Observing that similar ovariole numbers have evolved independently in distinct Drosophila lineages, we asked whether this convergent evolution was due to changes in the same or different developmental processes. We discovered that similar ovariole numbers were achieved via distinct developmental mechanisms in different lineages. By using our developmental data to re-examine previous quantitative genetic data on ovariole number variation, we uncovered genetic regulators of ovariole number including the Drosophila Insulin-like receptor (InR), Hippo signaling pathway members, and the transcription factor bric-a-brac. We showed that the developmental processes underlying ovariole number are genetically separable.

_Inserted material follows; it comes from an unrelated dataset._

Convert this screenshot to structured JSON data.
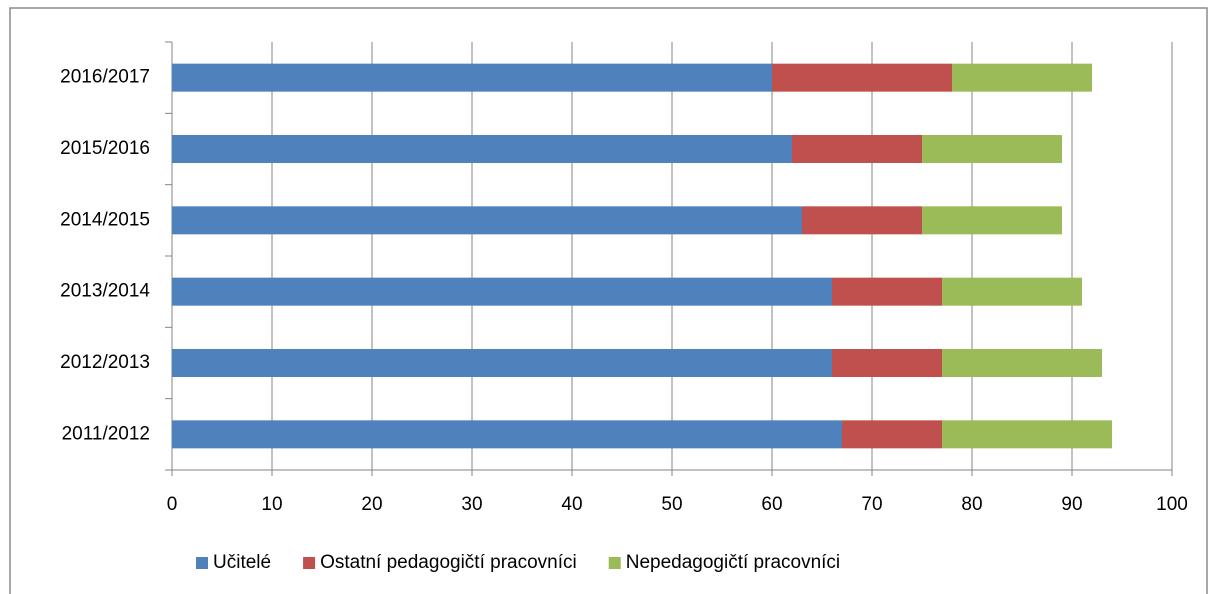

In our recent work on the molecular mechanisms of interspecies ovariole number variation, we have found that evolution of insulin signaling underlies not only divergence, but also differential plasticity of ovariole number between D. melanogaster and D. sechellia. Our results suggest how differential phenotypic plasticity may explain observed patterns of ovariole number variation in different insects.
Our current work in this area focuses on identifying the genetic basis of ovariole number variation in African Drosophilids. In addition, we have begun work on the relationship between ecological niche and ovariole number variation in Hawaiian Drosophilids. These Hawaiian fruit flies have extreme ovariole numbers, ranging a full order of magnitude above and below those observed for African fruit flies. Ovariole number is also correlated with the relative abundance of larval nutrition. We are examining the developmental basis of ovariole number determination in this diverse group of species.